Ich hingegen habe die letzten zwei Stunden schön mit meinem Buch auf dem Sofa verbracht (abgesehen von den Momenten, in denen ich Fotos gemacht habe, meinen Mann bei der Farbe seiner Autos - er spielt gerade Gran Turismo - beraten und sonstige Sachen gemacht habe ;) ). Inzwischen habe ich die Grundsituation kennengelernt (eine Model starb nach einem Sturz oder Sprung von einem Balkon - die Polizei ist zu dem Schluss gekommen, dass es ein Suizid war, während ihr Bruder von Mord ausgeht), ebenso wie den Privatdetektiv Cormoran Strike und seine neue Sekretärin Robin Ellacott, die ich bislang beide auf ihre Art sympathisch finde. Cormoran hatte eine harte Nacht, denn er hat sich nicht nur mit seiner Geliebten gestritten und dabei ein Veilchen verpasst bekommen, sondern er ist auch mit einem kleinen Köfferchen in seinem Büro gelandet und kann nun davon ausgehen, dass die Dame seines Herzens gerade dabei ist, seinen restlichen Besitz zu vernichten. Robin hingegen hat sich am Vorabend mit ihrem Freund verlobt, der ihr einen wunderbar romantischen Antrag gemacht hatte. So glücklich ist sie gerade, dass nicht mal das etwas schmerzhafte erste Zusammentreffen mit Cormoran, der Zustand seines Büros oder seine offenkundigen Probleme etwas an ihrer guten Laune ändern können.

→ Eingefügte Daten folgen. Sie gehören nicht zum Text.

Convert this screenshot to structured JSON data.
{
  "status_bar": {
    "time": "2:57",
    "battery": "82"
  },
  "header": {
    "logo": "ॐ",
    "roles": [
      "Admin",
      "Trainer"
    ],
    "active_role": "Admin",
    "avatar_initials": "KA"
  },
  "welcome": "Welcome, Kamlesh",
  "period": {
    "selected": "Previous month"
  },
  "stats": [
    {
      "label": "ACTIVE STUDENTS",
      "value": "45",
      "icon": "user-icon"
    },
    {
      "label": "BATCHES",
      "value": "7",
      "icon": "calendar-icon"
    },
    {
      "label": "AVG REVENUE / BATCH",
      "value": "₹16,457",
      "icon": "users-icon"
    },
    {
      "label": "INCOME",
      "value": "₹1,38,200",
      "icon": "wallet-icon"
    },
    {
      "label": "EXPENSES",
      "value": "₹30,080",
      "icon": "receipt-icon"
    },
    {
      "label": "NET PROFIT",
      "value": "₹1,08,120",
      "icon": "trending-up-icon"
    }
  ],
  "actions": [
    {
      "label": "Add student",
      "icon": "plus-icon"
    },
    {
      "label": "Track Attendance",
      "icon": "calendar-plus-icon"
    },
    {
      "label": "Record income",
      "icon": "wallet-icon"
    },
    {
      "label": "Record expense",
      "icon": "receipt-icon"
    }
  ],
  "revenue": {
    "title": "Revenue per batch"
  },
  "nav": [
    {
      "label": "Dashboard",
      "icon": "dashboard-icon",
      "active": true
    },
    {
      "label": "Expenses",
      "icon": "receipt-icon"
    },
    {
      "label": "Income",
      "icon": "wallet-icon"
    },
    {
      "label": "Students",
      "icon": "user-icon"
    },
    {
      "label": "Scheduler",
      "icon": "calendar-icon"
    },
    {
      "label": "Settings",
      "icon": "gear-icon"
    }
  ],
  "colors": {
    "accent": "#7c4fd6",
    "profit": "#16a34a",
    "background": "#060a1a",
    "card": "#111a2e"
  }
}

Bevor ich "The Cuckoo's Calling weiterlese, gibt es aber erst einmal ein großes Stück Schoko-Birnen-Torte und dazu eine kleine Blogrunde, um zu schauen wie es den anderen bislang so ergangen ist. :)



Update 21:00 Uhr

So viel habe ich seit dem letzten Update nicht gelesen, dafür habe ich tief und fest auf dem Sofa geschlafen. Die Nächte sind dank Husten immer noch kürzer als mir lieb ist, auch wenn die Erkältung eigentlich schon fast wieder weg ist. Außerdem habe ich Pastinakensuppe gekocht, die heute ein bisschen schärfer geworden ist, als beabsichtigt. Aber trotzdem ist sie sehr lecker gewesen! :)

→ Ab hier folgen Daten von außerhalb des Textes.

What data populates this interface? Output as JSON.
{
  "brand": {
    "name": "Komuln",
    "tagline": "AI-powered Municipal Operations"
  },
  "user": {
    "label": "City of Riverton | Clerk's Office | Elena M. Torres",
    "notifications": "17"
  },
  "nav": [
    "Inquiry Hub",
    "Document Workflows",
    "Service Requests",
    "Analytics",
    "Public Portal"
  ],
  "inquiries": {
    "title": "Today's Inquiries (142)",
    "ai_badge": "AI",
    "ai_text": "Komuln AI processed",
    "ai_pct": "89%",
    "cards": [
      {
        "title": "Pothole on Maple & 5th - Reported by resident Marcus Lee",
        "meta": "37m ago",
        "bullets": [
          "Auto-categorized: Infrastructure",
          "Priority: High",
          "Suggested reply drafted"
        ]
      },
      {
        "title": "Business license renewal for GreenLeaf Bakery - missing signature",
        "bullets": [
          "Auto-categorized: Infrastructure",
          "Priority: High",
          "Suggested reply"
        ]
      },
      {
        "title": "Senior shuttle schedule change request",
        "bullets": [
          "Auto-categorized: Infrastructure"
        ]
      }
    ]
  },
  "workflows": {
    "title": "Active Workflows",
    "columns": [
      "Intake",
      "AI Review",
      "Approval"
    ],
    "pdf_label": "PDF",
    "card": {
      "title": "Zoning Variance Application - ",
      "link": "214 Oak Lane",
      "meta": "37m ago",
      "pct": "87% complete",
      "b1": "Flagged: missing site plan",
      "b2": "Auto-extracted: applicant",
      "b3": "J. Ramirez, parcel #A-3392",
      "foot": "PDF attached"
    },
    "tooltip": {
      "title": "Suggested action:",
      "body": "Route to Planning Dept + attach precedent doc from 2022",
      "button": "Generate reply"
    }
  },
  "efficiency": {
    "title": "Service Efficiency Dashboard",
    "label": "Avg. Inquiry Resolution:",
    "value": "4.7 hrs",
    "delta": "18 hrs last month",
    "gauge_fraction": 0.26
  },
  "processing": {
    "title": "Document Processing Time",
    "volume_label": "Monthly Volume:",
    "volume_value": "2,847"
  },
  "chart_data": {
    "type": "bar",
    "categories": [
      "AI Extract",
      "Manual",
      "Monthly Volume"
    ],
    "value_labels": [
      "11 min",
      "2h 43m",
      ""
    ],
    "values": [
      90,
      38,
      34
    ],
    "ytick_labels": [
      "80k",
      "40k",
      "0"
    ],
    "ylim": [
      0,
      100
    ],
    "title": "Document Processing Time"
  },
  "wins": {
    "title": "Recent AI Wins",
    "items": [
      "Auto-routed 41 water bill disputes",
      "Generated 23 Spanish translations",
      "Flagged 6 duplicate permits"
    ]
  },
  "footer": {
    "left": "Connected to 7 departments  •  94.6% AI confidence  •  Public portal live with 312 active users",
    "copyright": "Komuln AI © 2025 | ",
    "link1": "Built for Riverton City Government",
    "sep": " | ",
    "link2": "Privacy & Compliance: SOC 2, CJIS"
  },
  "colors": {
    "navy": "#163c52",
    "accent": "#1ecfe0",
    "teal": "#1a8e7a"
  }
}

Jetzt gibt es erst einmal wieder eine Blogrunde und dann greife ich noch einmal zum Buch, etwas weiter möchte ich heute damit doch noch kommen - und ausgeschlafen haben ich ja jetzt erst einmal. ;)

Update 0:30 Uhr

Obwohl hier von verschiedenen Seiten alles getan wird, um mich von meinem Buch fernzuhalten oder zumindest meine Sicht aufs Buch zu behindern, bin ich noch ein paar Seiten weiter gekommen. So langsam könnte mal etwas mehr passieren, aber noch bin ich nicht so ungeduldig mit der Handlung


Außerdem habe ich mich zwischendurch, wie ich dann doch zugeben muss, noch etwas von John Oliver ablenken lassen. Jetzt drehe ich noch eine abschließende Blog- und Kommentarrunde für heute und dann geht es wohl so langsam ins Bett. Ich hoffe, ihr hattet alle einen entspannten und angenehmen (Lese-)Tag! :)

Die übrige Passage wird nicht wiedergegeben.